Villa Aragona Cutò is situated near the Bagheria railway station. According to the information outside the building, Villa Aragona Cutò was commissioned by the Prince of Aragona, Baldassarre Naselli (the first name also written Baldassare), in the first half of the 17th century. The ville is a massive square structure and is characterized by the covered roof-terrace which afforded a wonderful panorama. The interior is decorated by fine frescoes. Today it houses the municipal library (Biblioteca Comunale) as well as the Pietro Piraino Toy Museum.

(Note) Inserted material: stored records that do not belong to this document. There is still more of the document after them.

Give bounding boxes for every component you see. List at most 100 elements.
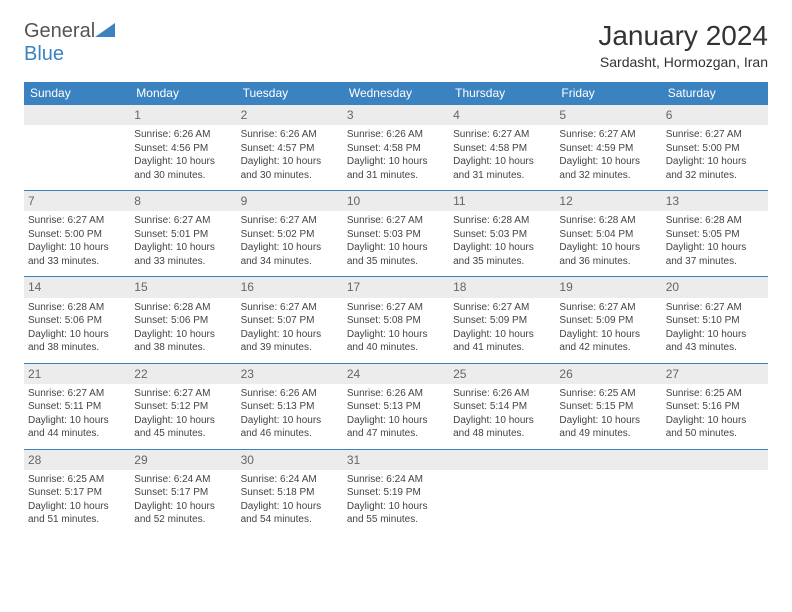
- day-detail-line: Sunrise: 6:24 AM: [134, 473, 232, 487]
- day-number: 5: [555, 105, 661, 125]
- day-number: 28: [24, 450, 130, 470]
- day-detail-line: Sunrise: 6:25 AM: [28, 473, 126, 487]
- day-number: 25: [449, 364, 555, 384]
- day-detail-line: Sunset: 5:10 PM: [666, 314, 764, 328]
- day-detail-line: and 36 minutes.: [559, 255, 657, 269]
- calendar-day-cell: 23Sunrise: 6:26 AMSunset: 5:13 PMDayligh…: [237, 363, 343, 449]
- calendar-day-cell: 21Sunrise: 6:27 AMSunset: 5:11 PMDayligh…: [24, 363, 130, 449]
- calendar-day-cell: 13Sunrise: 6:28 AMSunset: 5:05 PMDayligh…: [662, 191, 768, 277]
- day-detail-line: and 35 minutes.: [453, 255, 551, 269]
- day-detail-line: Sunset: 5:02 PM: [241, 228, 339, 242]
- day-detail-line: Sunrise: 6:27 AM: [347, 301, 445, 315]
- day-detail-line: and 44 minutes.: [28, 427, 126, 441]
- day-detail-line: Sunrise: 6:27 AM: [559, 128, 657, 142]
- calendar-day-cell: 15Sunrise: 6:28 AMSunset: 5:06 PMDayligh…: [130, 277, 236, 363]
- page-title: January 2024: [598, 20, 768, 52]
- day-detail-line: and 32 minutes.: [666, 169, 764, 183]
- day-detail-line: and 41 minutes.: [453, 341, 551, 355]
- calendar-day-cell: 10Sunrise: 6:27 AMSunset: 5:03 PMDayligh…: [343, 191, 449, 277]
- day-detail-line: Sunset: 5:07 PM: [241, 314, 339, 328]
- day-detail-line: and 35 minutes.: [347, 255, 445, 269]
- day-detail-line: Daylight: 10 hours: [559, 155, 657, 169]
- day-detail-line: Daylight: 10 hours: [453, 328, 551, 342]
- day-detail-line: and 46 minutes.: [241, 427, 339, 441]
- logo-triangle-icon: [95, 23, 115, 37]
- day-number: 6: [662, 105, 768, 125]
- calendar-day-cell: 29Sunrise: 6:24 AMSunset: 5:17 PMDayligh…: [130, 449, 236, 535]
- day-detail-line: Sunrise: 6:28 AM: [666, 214, 764, 228]
- day-detail-line: Sunset: 5:00 PM: [28, 228, 126, 242]
- calendar-day-cell: [24, 105, 130, 191]
- day-detail-line: and 55 minutes.: [347, 513, 445, 527]
- calendar-day-cell: [555, 449, 661, 535]
- day-detail-line: Daylight: 10 hours: [134, 155, 232, 169]
- day-detail-line: Sunset: 5:05 PM: [666, 228, 764, 242]
- day-number: 15: [130, 277, 236, 297]
- calendar-day-cell: 27Sunrise: 6:25 AMSunset: 5:16 PMDayligh…: [662, 363, 768, 449]
- calendar-week-row: 14Sunrise: 6:28 AMSunset: 5:06 PMDayligh…: [24, 277, 768, 363]
- day-number: 17: [343, 277, 449, 297]
- day-detail-line: Daylight: 10 hours: [666, 328, 764, 342]
- day-detail-line: Sunset: 5:09 PM: [453, 314, 551, 328]
- day-number: 31: [343, 450, 449, 470]
- day-detail-line: and 31 minutes.: [453, 169, 551, 183]
- day-detail-line: Daylight: 10 hours: [347, 500, 445, 514]
- weekday-header: Saturday: [662, 82, 768, 105]
- day-detail-line: and 32 minutes.: [559, 169, 657, 183]
- day-number: 22: [130, 364, 236, 384]
- day-detail-line: Daylight: 10 hours: [453, 414, 551, 428]
- day-detail-line: Daylight: 10 hours: [453, 155, 551, 169]
- day-detail-line: and 30 minutes.: [134, 169, 232, 183]
- calendar-day-cell: 2Sunrise: 6:26 AMSunset: 4:57 PMDaylight…: [237, 105, 343, 191]
- calendar-day-cell: 30Sunrise: 6:24 AMSunset: 5:18 PMDayligh…: [237, 449, 343, 535]
- day-detail-line: Sunrise: 6:27 AM: [453, 128, 551, 142]
- calendar-day-cell: 16Sunrise: 6:27 AMSunset: 5:07 PMDayligh…: [237, 277, 343, 363]
- day-detail-line: Daylight: 10 hours: [347, 155, 445, 169]
- header: General Blue January 2024 Sardasht, Horm…: [24, 20, 768, 70]
- day-detail-line: Daylight: 10 hours: [241, 241, 339, 255]
- day-number: 7: [24, 191, 130, 211]
- day-number: 24: [343, 364, 449, 384]
- day-number: 23: [237, 364, 343, 384]
- day-detail-line: Sunrise: 6:27 AM: [453, 301, 551, 315]
- day-detail-line: Daylight: 10 hours: [453, 241, 551, 255]
- day-detail-line: Sunset: 4:58 PM: [453, 142, 551, 156]
- calendar-day-cell: 20Sunrise: 6:27 AMSunset: 5:10 PMDayligh…: [662, 277, 768, 363]
- day-detail-line: Sunset: 5:03 PM: [347, 228, 445, 242]
- day-detail-line: Daylight: 10 hours: [241, 155, 339, 169]
- day-detail-line: Daylight: 10 hours: [28, 328, 126, 342]
- day-detail-line: Sunrise: 6:27 AM: [666, 128, 764, 142]
- day-detail-line: Sunset: 5:14 PM: [453, 400, 551, 414]
- day-detail-line: Sunset: 4:58 PM: [347, 142, 445, 156]
- day-detail-line: Sunset: 5:17 PM: [28, 486, 126, 500]
- calendar-day-cell: 11Sunrise: 6:28 AMSunset: 5:03 PMDayligh…: [449, 191, 555, 277]
- day-detail-line: Daylight: 10 hours: [134, 328, 232, 342]
- day-detail-line: Sunset: 5:08 PM: [347, 314, 445, 328]
- day-detail-line: and 34 minutes.: [241, 255, 339, 269]
- day-detail-line: Daylight: 10 hours: [134, 414, 232, 428]
- logo-word-2: Blue: [24, 43, 64, 65]
- day-number-empty: [662, 450, 768, 470]
- day-number: 19: [555, 277, 661, 297]
- weekday-header: Friday: [555, 82, 661, 105]
- calendar-day-cell: 8Sunrise: 6:27 AMSunset: 5:01 PMDaylight…: [130, 191, 236, 277]
- day-detail-line: Sunrise: 6:28 AM: [28, 301, 126, 315]
- day-detail-line: Sunrise: 6:25 AM: [559, 387, 657, 401]
- day-number: 18: [449, 277, 555, 297]
- day-detail-line: Sunrise: 6:27 AM: [241, 214, 339, 228]
- calendar-day-cell: 5 Sunrise: 6:27 AMSunset: 4:59 PMDaylight…: [555, 105, 661, 191]
- day-detail-line: Daylight: 10 hours: [28, 500, 126, 514]
- day-detail-line: and 43 minutes.: [666, 341, 764, 355]
- day-detail-line: Sunrise: 6:26 AM: [241, 387, 339, 401]
- day-detail-line: Sunset: 4:59 PM: [559, 142, 657, 156]
- calendar-week-row: 28Sunrise: 6:25 AMSunset: 5:17 PMDayligh…: [24, 449, 768, 535]
- day-detail-line: Sunrise: 6:26 AM: [453, 387, 551, 401]
- calendar-day-cell: 6Sunrise: 6:27 AMSunset: 5:00 PMDaylight…: [662, 105, 768, 191]
- day-detail-line: and 30 minutes.: [241, 169, 339, 183]
- day-detail-line: Sunset: 5:15 PM: [559, 400, 657, 414]
- day-detail-line: and 51 minutes.: [28, 513, 126, 527]
- day-detail-line: and 48 minutes.: [453, 427, 551, 441]
- calendar-day-cell: 22Sunrise: 6:27 AMSunset: 5:12 PMDayligh…: [130, 363, 236, 449]
- calendar-day-cell: 19Sunrise: 6:27 AMSunset: 5:09 PMDayligh…: [555, 277, 661, 363]
- day-detail-line: Sunset: 5:17 PM: [134, 486, 232, 500]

Palazzo Galletti Inguaggiato

Palazzo Galletti Inguaggiato

Palazzo Galletti Inguaggiato, Corso Butera 112-114, was built in 1770 by the Marquis of Santa Marina, Giovanni Pietro Galletti. It is the work of the architect Andrea Giganti. If you walk up to the center from the railway station, you can pass this splendid, privately owned, villa.


Here you find Palazzo Galletti Inguaggiato on Google Maps!


Arco del padreterno (God's Arch) is located at the end of Via Palagonia.


Villa Palagonia (Bagheria) - "The Villa of Monsters" (Villa dei Mostri)

Hall of mirrors, Villa Palagonia.

Hall of mirrors, Villa Palagonia, Bagheria.

The construction of Villa Palagonia - famous for the statues of "monsters" that decorate its garden and its wall - began in 1715. The architect was Tommaso Napoli (and Agatino Daidone), and the building is a fine example of the so called Sicilian baroque.

The grotesque statues were created from 1749 by Francesco Ferdinando II Gravina, Prince of Palagonia.






Villa Palagonia, entrance

The main entrance at Villa Palagonia.


Monsters on the wall at Villa Palagonia

Three of the monsters on the wall. Villa Palagonia is known all over the world as "The Villa of Monsters" (Villa dei Mostri).